The Government of Benin initiated a study to create the SOP. The communications assessment included a review of past efforts, a state of the art, inter-agency brainstorming to create the SOP, SWOT analysis, analysis of the existing communications channels and flows, and finally the proposal of a new communications flow.

In all, the process including meetings with around 20 partner institutions and consultations with 25 districts.

The main goals of the study were to:
  • Identify and analyze the content of all regulations and legislation on the dissemination of alerts related to disasters in Benin. This basic desk study gave an overall picture of how information is shared and responsibilities.
  • Identify and analyze the strengths and weaknesses of existing protocols for early warning dissemination in African countries.
  • Propose a standardized system of communication and warning dissemination. This communication system specifies roles and responsibilities and expected actions from various actors.
  • Identify the legal requirements for the creation of the SOP.
  • Assess specific communications needs of each stakeholder.

Issuing Alert Messages
While the modalities will vary based on institutional mandates, capabilities, legal frameworks, information flows, available information, and end-user needs and behaviors, most experts in disaster management agree that keeping it simple is key.

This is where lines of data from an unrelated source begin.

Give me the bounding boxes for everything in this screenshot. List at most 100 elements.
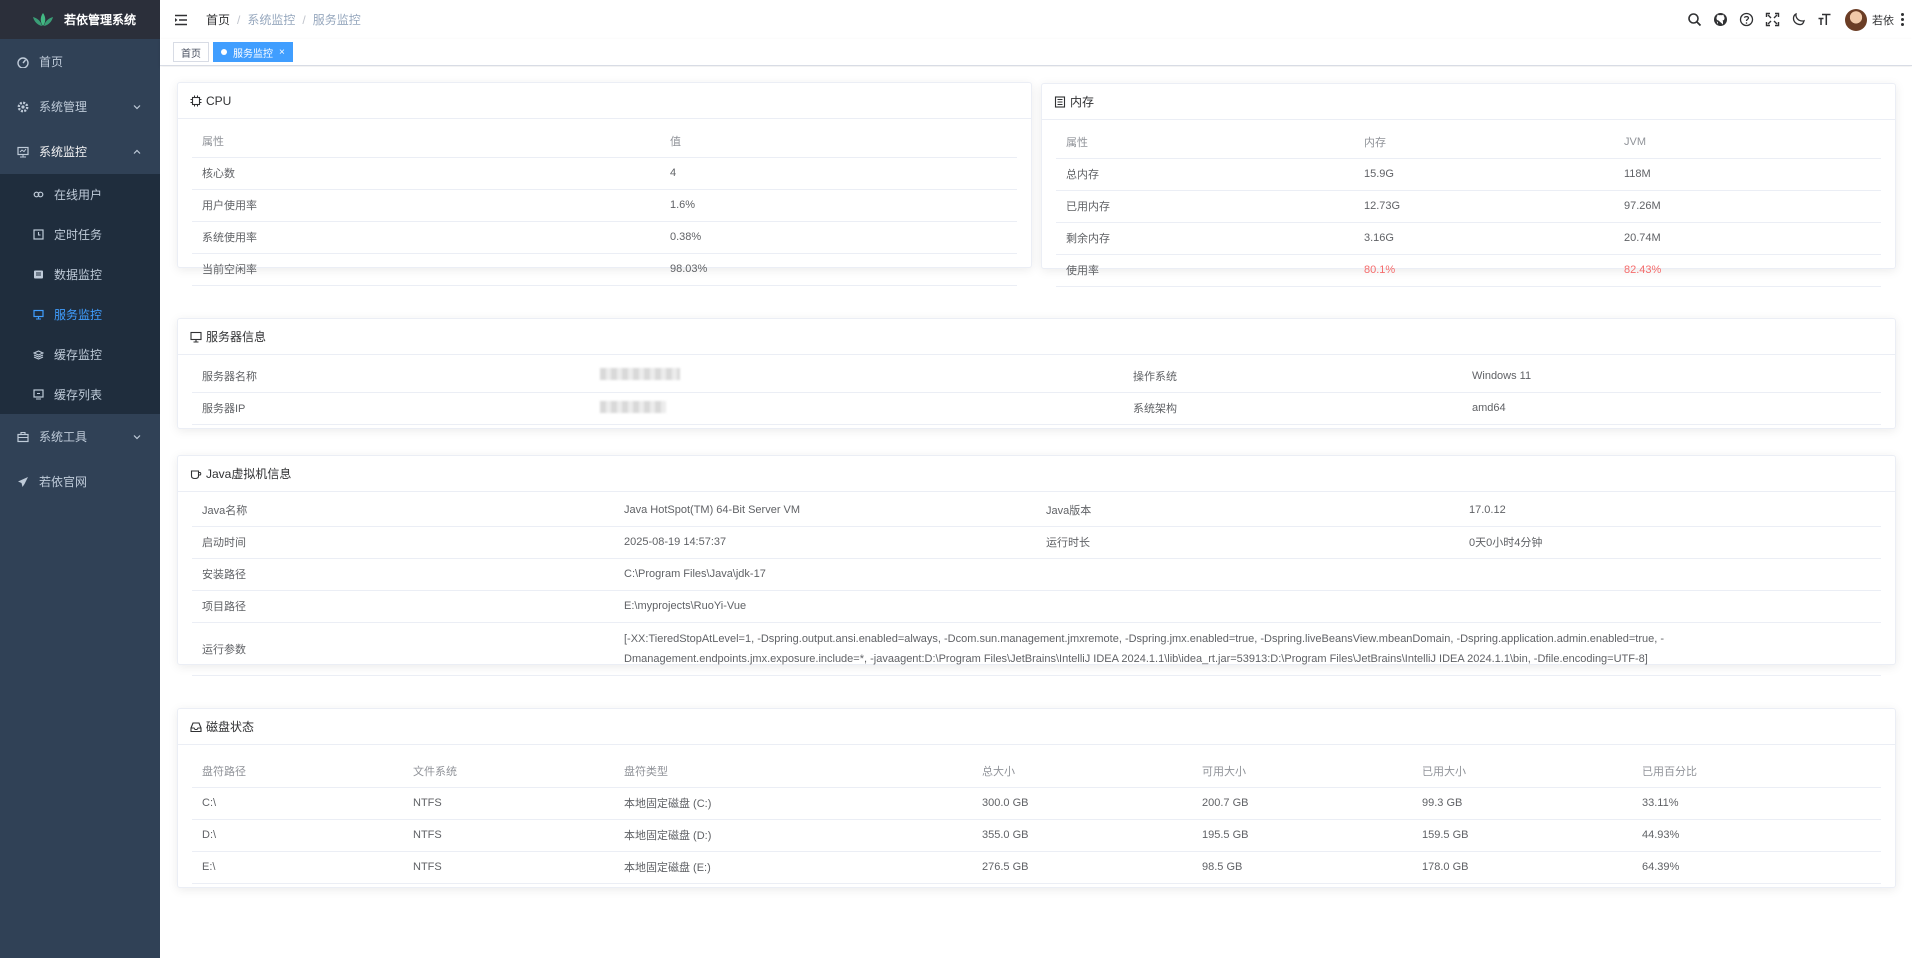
sidebar-item-server-monitor[interactable]: 服务监控 (0, 294, 160, 334)
cell: 本地固定磁盘 (D:) (614, 819, 972, 852)
cell: 4 (660, 157, 1017, 190)
sidebar-item-home[interactable]: 首页 (0, 39, 160, 84)
table-row: 系统使用率 0.38% (192, 221, 1017, 254)
sidebar-item-website[interactable]: 若依官网 (0, 459, 160, 504)
moon-icon[interactable] (1790, 12, 1806, 28)
disk-card: 磁盘状态 盘符路径 文件系统 盘符类型 总大小 可用大小 已用大小 已用百分比 … (177, 708, 1896, 888)
cell: 0天0小时4分钟 (1459, 526, 1881, 559)
table-row: 服务器IP 系统架构 amd64 (192, 392, 1881, 425)
cell: NTFS (403, 787, 614, 820)
table-row: D:\ NTFS 本地固定磁盘 (D:) 355.0 GB 195.5 GB 1… (192, 819, 1881, 852)
sidebar-item-label: 缓存列表 (54, 387, 103, 402)
sidebar-item-label: 服务监控 (54, 307, 103, 322)
column-header: 盘符类型 (614, 755, 972, 788)
sidebar-item-label: 若依官网 (39, 475, 88, 489)
cell: D:\ (192, 819, 403, 852)
disk-table: 盘符路径 文件系统 盘符类型 总大小 可用大小 已用大小 已用百分比 C:\ N… (192, 755, 1881, 884)
jvm-table: Java名称 Java HotSpot(TM) 64-Bit Server VM… (192, 494, 1881, 676)
app-title: 若依管理系统 (64, 13, 137, 27)
cell: 1.6% (660, 189, 1017, 222)
cell: 运行时长 (1036, 526, 1459, 559)
sidebar-item-cache-monitor[interactable]: 缓存监控 (0, 334, 160, 374)
cell: 本地固定磁盘 (E:) (614, 851, 972, 884)
sidebar-item-cache-list[interactable]: 缓存列表 (0, 374, 160, 414)
sidebar-item-label: 首页 (39, 55, 64, 69)
sidebar-item-data-monitor[interactable]: 数据监控 (0, 254, 160, 294)
cell: Windows 11 (1462, 360, 1881, 393)
cell: 使用率 (1056, 254, 1354, 287)
table-row: 项目路径 E:\myprojects\RuoYi-Vue (192, 590, 1881, 623)
cpu-card: CPU 属性 值 核心数 4 用户使用率 1.6% 系统使用率 0.38% 当前… (177, 82, 1032, 286)
table-row: 使用率 80.1% 82.43% (1056, 254, 1881, 287)
avatar[interactable] (1845, 8, 1867, 31)
cell: 276.5 GB (972, 851, 1192, 884)
cell: NTFS (403, 819, 614, 852)
column-header: JVM (1614, 126, 1881, 159)
cell: 44.93% (1632, 819, 1881, 852)
cell: 操作系统 (1123, 360, 1462, 393)
hamburger-icon[interactable] (174, 13, 188, 27)
sidebar-item-online-users[interactable]: 在线用户 (0, 174, 160, 214)
cell: 178.0 GB (1412, 851, 1632, 884)
redacted-value (600, 400, 666, 413)
redis-list-icon (32, 388, 44, 400)
job-icon (32, 228, 44, 240)
cell: 项目路径 (192, 590, 614, 623)
cpu-icon (190, 95, 202, 107)
tags-view: 首页 服务监控 × (160, 39, 1912, 66)
sidebar: 若依管理系统 首页 系统管理 系统监控 在线用户 定时任务 数据监控 服务监控 … (0, 0, 160, 958)
table-header-row: 盘符路径 文件系统 盘符类型 总大小 可用大小 已用大小 已用百分比 (192, 755, 1881, 788)
sidebar-item-system[interactable]: 系统管理 (0, 84, 160, 129)
column-header: 可用大小 (1192, 755, 1412, 788)
search-icon[interactable] (1686, 12, 1702, 28)
table-row: E:\ NTFS 本地固定磁盘 (E:) 276.5 GB 98.5 GB 17… (192, 851, 1881, 884)
table-row: 核心数 4 (192, 157, 1017, 190)
cell: 0.38% (660, 221, 1017, 254)
sidebar-item-monitor[interactable]: 系统监控 (0, 129, 160, 174)
sidebar-item-tools[interactable]: 系统工具 (0, 414, 160, 459)
cell: 本地固定磁盘 (C:) (614, 787, 972, 820)
breadcrumb-item-current: 服务监控 (312, 13, 361, 27)
druid-icon (32, 268, 44, 280)
cell: 3.16G (1354, 222, 1614, 255)
chevron-down-icon (133, 434, 141, 439)
cell: 195.5 GB (1192, 819, 1412, 852)
cpu-table: 属性 值 核心数 4 用户使用率 1.6% 系统使用率 0.38% 当前空闲率 (192, 125, 1017, 286)
more-icon[interactable] (1900, 13, 1904, 26)
cell: 64.39% (1632, 851, 1881, 884)
cell: 运行参数 (192, 622, 614, 676)
tag-server-monitor[interactable]: 服务监控 × (213, 42, 293, 62)
memory-icon (1054, 95, 1066, 108)
jvm-card: Java虚拟机信息 Java名称 Java HotSpot(TM) 64-Bit… (177, 455, 1896, 676)
github-icon[interactable] (1712, 12, 1728, 28)
question-icon[interactable] (1738, 12, 1754, 28)
sidebar-item-jobs[interactable]: 定时任务 (0, 214, 160, 254)
column-header: 内存 (1354, 126, 1614, 159)
card-title: CPU (206, 93, 232, 108)
tag-home[interactable]: 首页 (173, 42, 209, 62)
active-dot-icon (221, 49, 227, 55)
cell: 系统架构 (1123, 392, 1462, 425)
sidebar-item-label: 在线用户 (54, 187, 103, 202)
cell: 核心数 (192, 157, 660, 190)
jvm-args-line: [-XX:TieredStopAtLevel=1, -Dspring.outpu… (624, 632, 1665, 645)
server-table: 服务器名称 操作系统 Windows 11 服务器IP 系统架构 amd64 (192, 360, 1881, 425)
cell: E:\myprojects\RuoYi-Vue (614, 590, 1881, 623)
cell: 300.0 GB (972, 787, 1192, 820)
font-size-icon[interactable] (1816, 12, 1832, 28)
coffee-cup-icon (190, 468, 202, 480)
username[interactable]: 若依 (1872, 12, 1894, 28)
breadcrumb-item-home[interactable]: 首页 (206, 11, 230, 28)
fullscreen-icon[interactable] (1764, 12, 1780, 28)
cell: 已用内存 (1056, 190, 1354, 223)
online-icon (32, 188, 44, 200)
server-card: 服务器信息 服务器名称 操作系统 Windows 11 服务器IP 系统架构 a… (177, 318, 1896, 429)
tag-label: 首页 (181, 48, 201, 60)
column-header: 已用大小 (1412, 755, 1632, 788)
close-icon[interactable]: × (279, 47, 285, 58)
column-header: 属性 (192, 125, 660, 158)
logo[interactable]: 若依管理系统 (0, 0, 160, 39)
table-row: 启动时间 2025-08-19 14:57:37 运行时长 0天0小时4分钟 (192, 526, 1881, 559)
breadcrumb: 首页 / 系统监控 / 服务监控 (206, 11, 361, 28)
cell: 当前空闲率 (192, 253, 660, 286)
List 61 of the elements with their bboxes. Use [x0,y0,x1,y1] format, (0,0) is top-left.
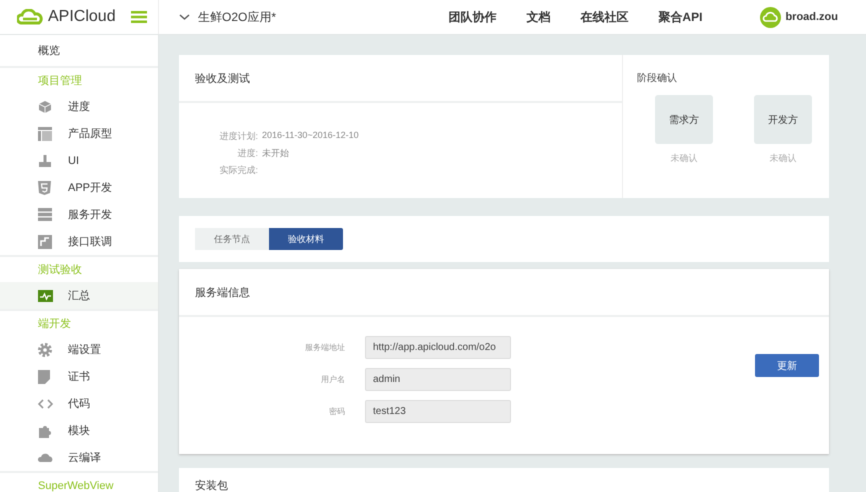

In the case of Benin, this begins with monitoring by the Meteorological Department, the Hydrological Department and the Oceanographic Institute. Modelling and hydro-climatic risks are driven through the university. The four bodies work in concert to issue warnings passed on through the Disaster Management Agency. 


A color-coded system makes it easy for both disaster managers and potentially affected populations to understand the severity and required actions associated with fast-acting storms. Green indicates an all clear, yellow alerts by forecasters indicate vigilance is required by the various agencies, orange alerts are issued to disaster managers to indicate a fast-acting storm or situation that may require immediate action, red alerts means it’s go time. Crisis managers in the SOP are alerted as are all stakeholders. 

Keys to Success
Reliable, accurate and timely information are essential in issuing alerts and fostering a value proposition for climate information and early alerts being produced by National HydroMeteorological Services. Benin has the technical and institutional frameworks in place for climate modelling, and is working to improve hydrological and meteorological monitoring through the UNDP-supported Climate Information and Early Warning Systems Project. This includes the procurement and deployment of 20 Automatic Weather Stations (AWS), 25 automatic hydrometrical stations (deployed in river basins across the country), five automatic oceanographic stations, and one oceanographic buoy.  

The legal framework in Benin ensures each actor knows his or her responsibility and knows and respects the roles of the other actors involved. Because these roles are clearly defined, actors need not refer to superiors when issuing alerts. With multiple agencies involved, messages carry greater weight and credibility, working to create that value proposition lacking for many African NHMS. 

Ongoing Challenges
This doesn’t work overnight. Benin still needs to integrate meteorological monitoring into their early alert system. This type of localized ground truth will improve the fidelity of forecasts and ensure better alerting systems and overall weather and climate monitoring.

The country has the legal framework required to monetize weather and climate data, but has had little success to date in successfully packaging relevant information for use by the private sector.

With no legal framework in place with media to require broadcasters issue early alerts, Benin needs to pay for air time, and is seeking methods to support sustainability for the relationship with media, a key actor in the dissemination of early alerts. Engagement with telecommunications providers is also in the works to disseminate alerts via SMS to cell phones in affected areas, as are alerts through social media.